Kenyatta Erkins and Ugbe Ojile staked out an Indiana casino to find a person to rob. Erkins’ phone was being monitored by police because they believed the men had committed more than 25 robberies involving victims who had won money at a casino. Ojile went inside the casino, found a target, and called Erkins giving him updates. The man decided to stay the night at the casino, so Erkins and Ojile decide to wait until he left to rob him. They discussed over the phone their plans, which included saying the target may be a “problem” and they might “rough him up.”
The next day, police stopped them in Erkins’ car and found several items, including guns, camouflage clothing and duct tape. The two were charged with Class A felony conspiracy to commit robbery resulting in serious bodily injury and Class A felony attempt to commit robbery resulting in serious bodily injury. The men claimed the conspiracy charge cannot stand because there is insufficient evidence to support it because no actual injury to the targeted victim occurred.
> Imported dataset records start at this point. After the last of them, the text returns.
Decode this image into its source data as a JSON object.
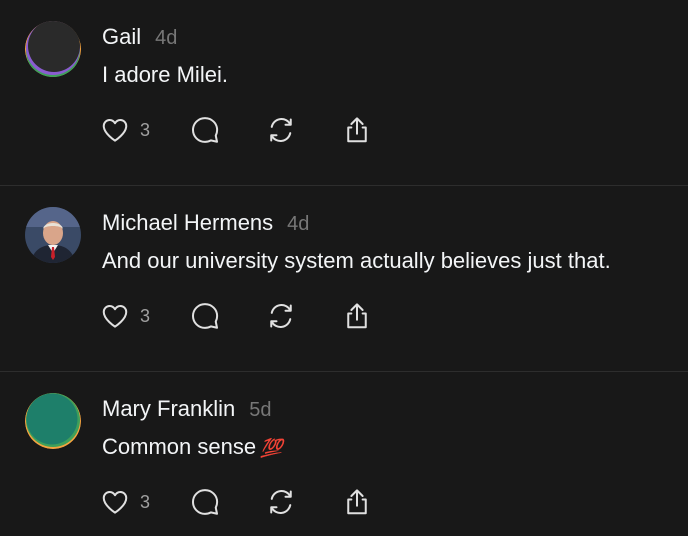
{
  "posts": [
    {
      "author": "Gail",
      "time": "4d",
      "text": "I adore Milei.",
      "emoji": "",
      "likes": "3",
      "avatar": {
        "kind": "abstract",
        "colors": [
          "#2a2a2a",
          "#f4a340",
          "#3fa05a",
          "#8a5cd0"
        ]
      },
      "icons": [
        "heart-icon",
        "comment-icon",
        "repost-icon",
        "share-icon"
      ]
    },
    {
      "author": "Michael Hermens",
      "time": "4d",
      "text": "And our university system actually believes just that.",
      "emoji": "",
      "likes": "3",
      "avatar": {
        "kind": "photo",
        "colors": [
          "#3a4a66",
          "#d9a58a",
          "#1f2533",
          "#c8202a"
        ]
      },
      "icons": [
        "heart-icon",
        "comment-icon",
        "repost-icon",
        "share-icon"
      ]
    },
    {
      "author": "Mary Franklin",
      "time": "5d",
      "text": "Common sense",
      "emoji": "💯",
      "likes": "3",
      "avatar": {
        "kind": "abstract",
        "colors": [
          "#1e7f6a",
          "#f4a340",
          "#3fa05a"
        ]
      },
      "icons": [
        "heart-icon",
        "comment-icon",
        "repost-icon",
        "share-icon"
      ]
    }
  ],
  "theme": {
    "background": "#181818",
    "text": "#f3f5f7",
    "muted": "#777777",
    "divider": "#2d2d2d"
  }
}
The Court of Appeals affirmed, as did the majority of Justices Steven David, Mark Massa and Loretta Rush in Kenyatta Erkins v. State of Indiana, 58S01-1309-CR-586.
“It may be helpful to think of conspiracy to commit robbery resulting in serious bodily injury as consisting of effectively two ‘mini-conspiracies’ within one crime: a conspiracy to commit robbery and a conspiracy to commit serious bodily injury in the course of the robbery. Each ‘mini-conspiracy’ requires the State to establish intent, agreement, and the commission of an overt act in furtherance of the agreement,” Justice David wrote.
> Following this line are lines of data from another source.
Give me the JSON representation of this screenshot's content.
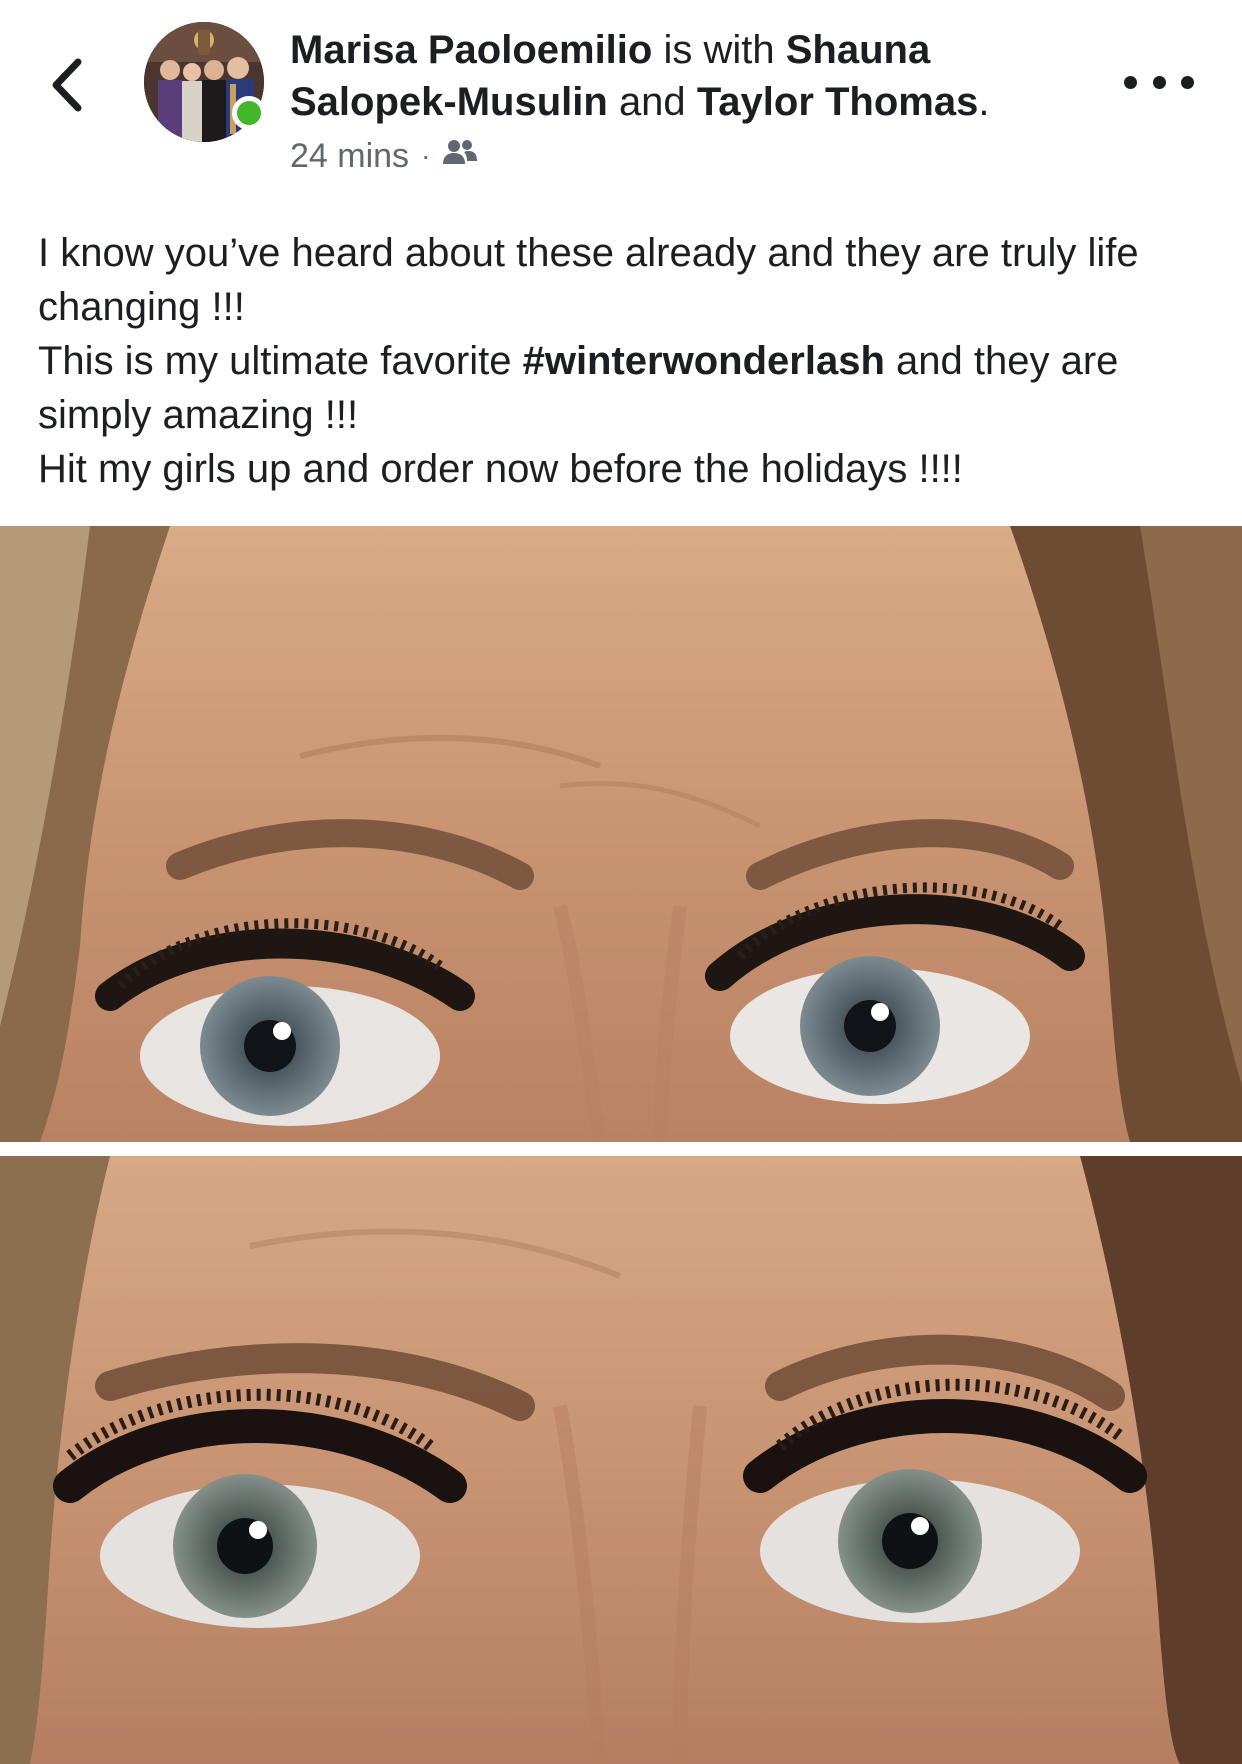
{
  "header": {
    "author": "Marisa Paoloemilio",
    "with_text": "is with",
    "tag_1": "Shauna Salopek-Musulin",
    "and_text": "and",
    "tag_2": "Taylor Thomas",
    "period": ".",
    "time": "24 mins",
    "separator": "·",
    "audience_icon": "friends-icon",
    "back_icon": "chevron-left-icon",
    "more_icon": "more-dots-icon",
    "online_color": "#42b72a"
  },
  "post": {
    "line_1": "I know you’ve heard about these already and they are truly life changing !!!",
    "line_2_before": "This is my ultimate favorite ",
    "hashtag": "#winterwonderlash",
    "line_2_after": " and they are simply amazing !!!",
    "line_3": "Hit my girls up and order now before the holidays !!!!"
  },
  "photos": [
    {
      "name": "eyes-photo-before"
    },
    {
      "name": "eyes-photo-after"
    }
  ]
}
But in Justice Robert Rucker’s dissent – to which Chief Justice Brent Dickson joined – Rucker finds David’s view of “mini-conspiracies” to be an inappropriate analogy because it requires treating the bodily injury component as an element of the crime. But serious bodily injury is not an element of robbery and thus not an element of conspiracy, he wrote. It is a penalty enhancement that increases the class of the offense that kicks in only where the offense “results in serious bodily injury.”
“[T]he result the majority reaches today creates something of an anomaly. Codefendants who combine their efforts to rob a victim can have their sentences enhanced only upon proof beyond a reasonable doubt that their conduct resulted in bodily injury or serious bodily injury. By contrast, if those same codefendants conspire to rob a victim, and engage in the exact same conduct, their sentences may be enhanced even if bodily injury never occurs. With such a lethal weapon at its disposal why would the State ever charge a simple robbery offense? This is not a result our Legislature could have intended,” Rucker wrote.
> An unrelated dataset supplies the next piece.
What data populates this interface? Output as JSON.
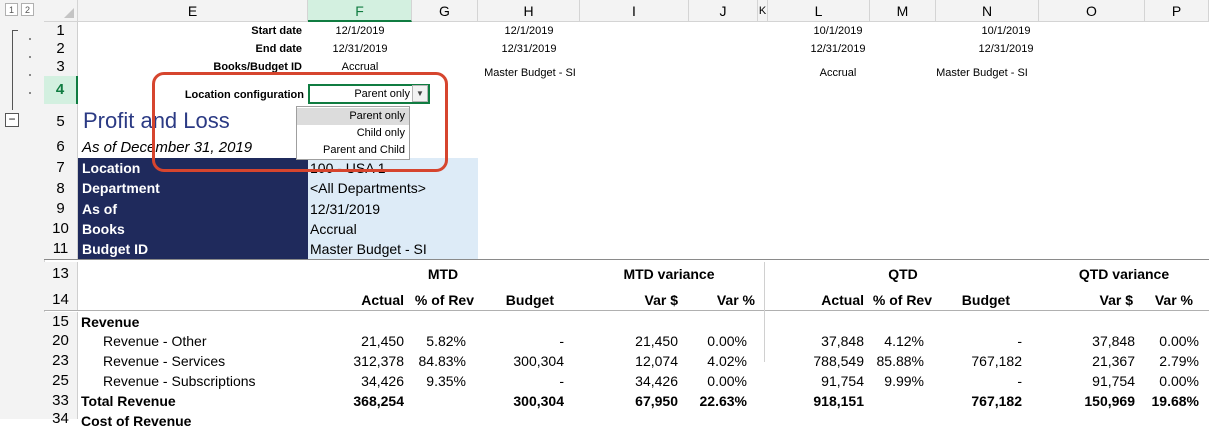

The justices did all agree that the trial court did not err in permitting the state’s amendment to the charging information of Erkins during the second day of trial. The information originally said Erkins was conducting surveillance in the casino on the victim, but it was amended to put Ojile’s name. The particular identity of the co-conspirator performing the overt act is not essential to making a valid conspiracy charge, so the amendment was one of form and not substance, David wrote.